Horncastle Town FC U15 Girls have taken a stand that acts as a real milestone for other clubs and players to take on board.
They were successful in arranging for the colour of their shorts for their home and away kits to be changed to black as a result of their menstrual cycles.
The subject had been a source of anxiety to the players, and also for other teams, which is why this change will have a positive impact, and could inspire other girl's and women's football teams to take a similar step.
Emma Farrington, club secretary at Horncastle Town, explained: "Our management team had read an article with regards West Brom Ladies changing the colour of their shorts to black to alleviate any anxiety in relation to the menstrual cycle.
"We were aware at this point that some of our girls were already wearing an additional black base layer under the red shorts.

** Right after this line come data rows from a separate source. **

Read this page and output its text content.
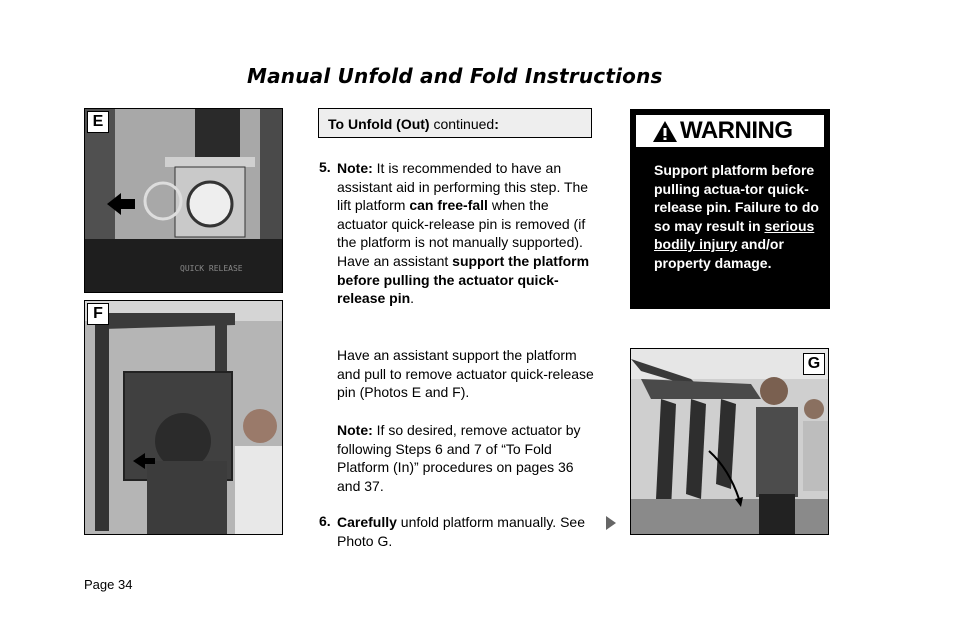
Manual Unfold and Fold Instructions
QUICK RELEASE
E
F
To Unfold (Out) continued:
5. Note: It is recommended to have an assistant aid in performing this step. The lift platform can free-fall when the actuator quick-release pin is removed (if the platform is not manually supported). Have an assistant support the platform before pulling the actuator quick-release pin.
Have an assistant support the platform and pull to remove actuator quick-release pin (Photos E and F).
Note: If so desired, remove actuator by following Steps 6 and 7 of “To Fold Platform (In)” procedures on pages 36 and 37.
6. Carefully unfold platform manually. See Photo G.
WARNING
Support platform before pulling actua-tor quick-release pin. Failure to do so may result in serious bodily injury and/or property damage.
G
Page 34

"We then requested that this issue be addressed at the next available committee meeting (which took place at the beginning of October), and for switching to black shorts to be discussed. The committee stated they wanted what was best for the girls and more than happy to support them. We agreed that the girls should be supported to vote on what they wanted to wear moving forwards. The girls unanimously voted they wanted to make the switch to wear black shorts.
"Furthermore, we considered the suggestion that reducing period anxiety may increase performance for the girls without the added concern of anxiety. We hoped this would also increase focus on the game itself. Funding for additional shorts was not available, we approached Joanne Holderness, a businesswoman in Horncastle, who was very supportive and agreed to sponsor the teams’ shorts.

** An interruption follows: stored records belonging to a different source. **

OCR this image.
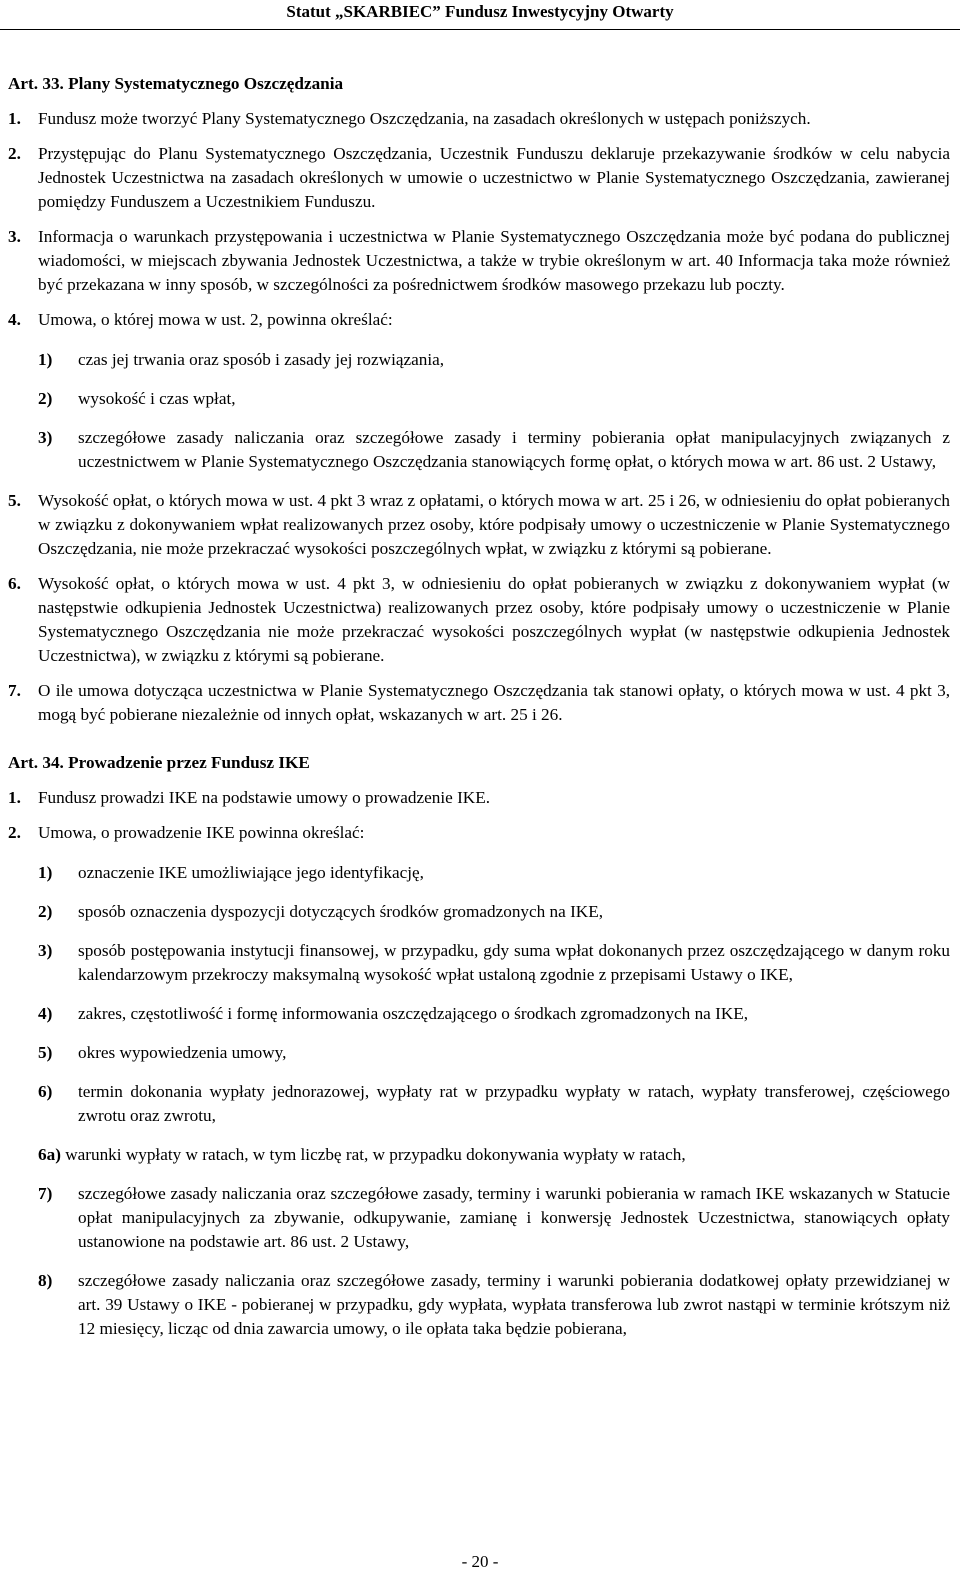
Statut „SKARBIEC” Fundusz Inwestycyjny Otwarty
Art. 33. Plany Systematycznego Oszczędzania
1. Fundusz może tworzyć Plany Systematycznego Oszczędzania, na zasadach określonych w ustępach poniższych.
2. Przystępując do Planu Systematycznego Oszczędzania, Uczestnik Funduszu deklaruje przekazywanie środków w celu nabycia Jednostek Uczestnictwa na zasadach określonych w umowie o uczestnictwo w Planie Systematycznego Oszczędzania, zawieranej pomiędzy Funduszem a Uczestnikiem Funduszu.
3. Informacja o warunkach przystępowania i uczestnictwa w Planie Systematycznego Oszczędzania może być podana do publicznej wiadomości, w miejscach zbywania Jednostek Uczestnictwa, a także w trybie określonym w art. 40 Informacja taka może również być przekazana w inny sposób, w szczególności za pośrednictwem środków masowego przekazu lub poczty.
4. Umowa, o której mowa w ust. 2, powinna określać:
1) czas jej trwania oraz sposób i zasady jej rozwiązania,
2) wysokość i czas wpłat,
3) szczegółowe zasady naliczania oraz szczegółowe zasady i terminy pobierania opłat manipulacyjnych związanych z uczestnictwem w Planie Systematycznego Oszczędzania stanowiących formę opłat, o których mowa w art. 86 ust. 2 Ustawy,
5. Wysokość opłat, o których mowa w ust. 4 pkt 3 wraz z opłatami, o których mowa w art. 25 i 26, w odniesieniu do opłat pobieranych w związku z dokonywaniem wpłat realizowanych przez osoby, które podpisały umowy o uczestniczenie w Planie Systematycznego Oszczędzania, nie może przekraczać wysokości poszczególnych wpłat, w związku z którymi są pobierane.
6. Wysokość opłat, o których mowa w ust. 4 pkt 3, w odniesieniu do opłat pobieranych w związku z dokonywaniem wypłat (w następstwie odkupienia Jednostek Uczestnictwa) realizowanych przez osoby, które podpisały umowy o uczestniczenie w Planie Systematycznego Oszczędzania nie może przekraczać wysokości poszczególnych wypłat (w następstwie odkupienia Jednostek Uczestnictwa), w związku z którymi są pobierane.
7. O ile umowa dotycząca uczestnictwa w Planie Systematycznego Oszczędzania tak stanowi opłaty, o których mowa w ust. 4 pkt 3, mogą być pobierane niezależnie od innych opłat, wskazanych w art. 25 i 26.
Art. 34. Prowadzenie przez Fundusz IKE
1. Fundusz prowadzi IKE na podstawie umowy o prowadzenie IKE.
2. Umowa, o prowadzenie IKE powinna określać:
1) oznaczenie IKE umożliwiające jego identyfikację,
2) sposób oznaczenia dyspozycji dotyczących środków gromadzonych na IKE,
3) sposób postępowania instytucji finansowej, w przypadku, gdy suma wpłat dokonanych przez oszczędzającego w danym roku kalendarzowym przekroczy maksymalną wysokość wpłat ustaloną zgodnie z przepisami Ustawy o IKE,
4) zakres, częstotliwość i formę informowania oszczędzającego o środkach zgromadzonych na IKE,
5) okres wypowiedzenia umowy,
6) termin dokonania wypłaty jednorazowej, wypłaty rat w przypadku wypłaty w ratach, wypłaty transferowej, częściowego zwrotu oraz zwrotu,
6a) warunki wypłaty w ratach, w tym liczbę rat, w przypadku dokonywania wypłaty w ratach,
7) szczegółowe zasady naliczania oraz szczegółowe zasady, terminy i warunki pobierania w ramach IKE wskazanych w Statucie opłat manipulacyjnych za zbywanie, odkupywanie, zamianę i konwersję Jednostek Uczestnictwa, stanowiących opłaty ustanowione na podstawie art. 86 ust. 2 Ustawy,
8) szczegółowe zasady naliczania oraz szczegółowe zasady, terminy i warunki pobierania dodatkowej opłaty przewidzianej w art. 39 Ustawy o IKE - pobieranej w przypadku, gdy wypłata, wypłata transferowa lub zwrot nastąpi w terminie krótszym niż 12 miesięcy, licząc od dnia zawarcia umowy, o ile opłata taka będzie pobierana,
- 20 -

"As a management team, we want what is best for our girls and feel proud that we have heard their voice and been able to support them to perform to the best of their ability without distraction."
Lacey Holgate, team captain at Horncastle Town, added: "The black shorts make us feel better, they help us focus on the football because you don’t have to worry about anything else. We are grateful that Joanne could help us as this means no more expense to parents, they pay enough driving us around to games!"

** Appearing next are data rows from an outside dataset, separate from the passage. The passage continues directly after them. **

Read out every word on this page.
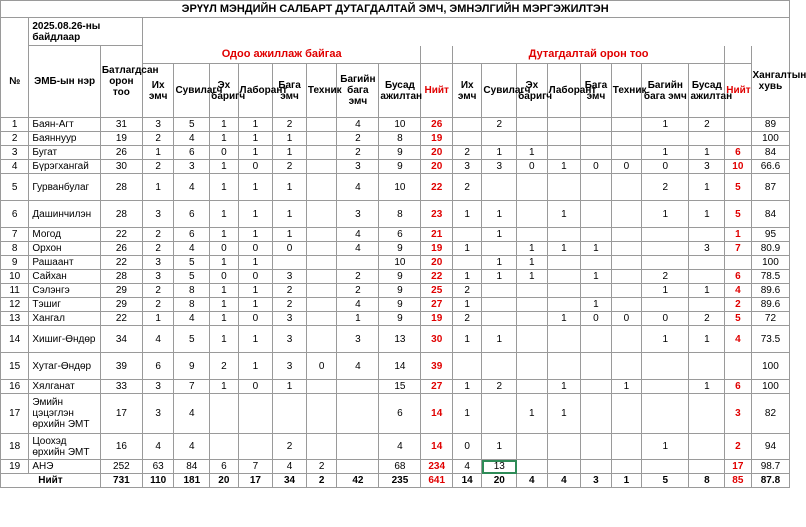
ЭРҮҮЛ МЭНДИЙН САЛБАРТ ДУТАГДАЛТАЙ ЭМЧ, ЭМНЭЛГИЙН МЭРГЭЖИЛТЭН																						
	2025.08.26-ны байдлаар																					
№	ЭМБ-ын нэр	Батлагдсан орон тоо	Одоо ажиллаж байгаа									Дутагдалтай орон тоо									Хангалтын хувь	
			Их эмч	Сувилагч	Эх баригч	Лаборант	Бага эмч	Техник	Багийн бага эмч	Бусад ажилтан	Нийт	Их эмч	Сувилагч	Эх баригч	Лаборант	Бага эмч	Техник	Багийн бага эмч	Бусад ажилтан	Нийт		
1	Баян-Агт	31	3	5	1	1	2		4	10	26		2					1	2		89	
2	Баяннуур	19	2	4	1	1	1		2	8	19										100	
3	Бугат	26	1	6	0	1	1		2	9	20	2	1	1				1	1	6	84	
4	Бүрэгхангай	30	2	3	1	0	2		3	9	20	3	3	0	1	0	0	0	3	10	66.6	
5	Гурванбулаг	28	1	4	1	1	1		4	10	22	2						2	1	5	87	
6	Дашинчилэн	28	3	6	1	1	1		3	8	23	1	1		1			1	1	5	84	
7	Могод	22	2	6	1	1	1		4	6	21		1							1	95	
8	Орхон	26	2	4	0	0	0		4	9	19	1		1	1	1			3	7	80.9	
9	Рашаант	22	3	5	1	1				10	20		1	1							100	
10	Сайхан	28	3	5	0	0	3		2	9	22	1	1	1		1		2		6	78.5	
11	Сэлэнгэ	29	2	8	1	1	2		2	9	25	2						1	1	4	89.6	
12	Тэшиг	29	2	8	1	1	2		4	9	27	1				1				2	89.6	
13	Хангал	22	1	4	1	0	3		1	9	19	2			1	0	0	0	2	5	72	
14	Хишиг-Өндөр	34	4	5	1	1	3		3	13	30	1	1					1	1	4	73.5	
15	Хутаг-Өндөр	39	6	9	2	1	3	0	4	14	39										100	
16	Хялганат	33	3	7	1	0	1			15	27	1	2		1		1		1	6	100	
17	Эмийн цэцэглэн өрхийн ЭМТ	17	3	4						6	14	1		1	1					3	82	
18	Цоохэд өрхийн ЭМТ	16	4	4			2			4	14	0	1					1		2	94	
19	АНЭ	252	63	84	6	7	4	2		68	234	4	13							17	98.7	
Нийт		731	110	181	20	17	34	2	42	235	641	14	20	4	4	3	1	5	8	85	87.8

Cissy Radford, Lincolnshire FA Women and Girls’ Football Development Officer, added: "Across the world, we see a drop off for girls in all sports in their teenage years for a variety of reasons. One reason is, as girls grow older and their bodies change, they often don’t feel confident in the clothes they have to wear.
"The initiative shown by these girls is remarkable; they’ve taken autonomy of their football and come together to ensure the whole team feels comfortable and safe when playing. Menstruation has been a taboo in women’s sport for too long, and it’s so encouraging to see young girls standing up for what is right for them. These girls should feel proud of themselves."